Smilla's Sense of Snow, by Peter Høeg

Smilla's Sense of Snow is a book I read when it first came out, but having recently TiVo'd the movie (and stopping it before the end), I realized that I wanted to read it again.

The book starts with the death of a little boy, Isaiah, who lives in the same building as Smilla Jaspersen in Copenhagen with his alcoholic mother.  He had plunged from the roof of the building, leaving behind only footprints. Smilla, knowing that Isaiah had a fear of heights, and examining the footprints, realized that there's no way that Isaiah would be on the roof she begins to try to sort out the mystery of what happened. Her investigations take her into the dark and dangerous world of corporate secrets and conspiracies, but even with her freedom and life at stake, she has to get to the bottom of it all. But that's not all there is to this book. It's also an examination and critique of life in Greenland both before and after Denmark granted the Greenlanders home rule in 1979 as well as an attempt to understand environmental changes affecting Greenland.

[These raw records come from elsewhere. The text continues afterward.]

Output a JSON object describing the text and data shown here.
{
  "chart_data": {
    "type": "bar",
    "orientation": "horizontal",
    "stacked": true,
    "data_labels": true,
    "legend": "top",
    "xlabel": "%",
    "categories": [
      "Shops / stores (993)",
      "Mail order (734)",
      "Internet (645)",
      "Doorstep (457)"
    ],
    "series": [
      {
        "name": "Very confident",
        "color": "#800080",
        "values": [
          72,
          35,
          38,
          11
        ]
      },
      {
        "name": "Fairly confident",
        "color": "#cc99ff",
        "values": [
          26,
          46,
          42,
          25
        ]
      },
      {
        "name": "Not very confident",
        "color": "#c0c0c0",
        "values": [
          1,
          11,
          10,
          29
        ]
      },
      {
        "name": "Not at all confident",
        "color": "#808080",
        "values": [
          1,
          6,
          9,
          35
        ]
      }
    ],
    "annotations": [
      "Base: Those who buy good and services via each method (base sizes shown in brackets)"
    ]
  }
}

While the mystery starts out strong (I enjoy a good conspiracy-type thriller to a point), what really carries this book is Smilla's character -- she's like an early Lisbeth Salander (from The Girl With the Dragon Tattoo) who doesn't let anyone get in her way. Smilla is a misfit and has an affinity for other misfits, and like the later Lisbeth, has her own sense of morality and justice.  The thriller part of this book will keep you reading, but at some point it becomes kind of science-fiction-ish which for me was a bit of a problem. However, it's very readable and you won't want to give it up until it's over.

I'd recommend it mostly to fans of Scandinavian crime fiction. It's not your average thriller/suspense type of novel, and people who could care less about Greenland politics, culture and science may find it a little tough going. Otherwise, it's a good way to spend a few hours.


  1. I liked it so much, I read it at two different times as you did, and saw the movie. It got me interested in Scandinavian crime fiction.

  2. I think that's what got me going too. After that one I started reading Kersten Eckman, then the rest was history.

    I liked Smilla. The movie was definitely NOT as good as the book, but then again, that's the case in most page-to-screen translations.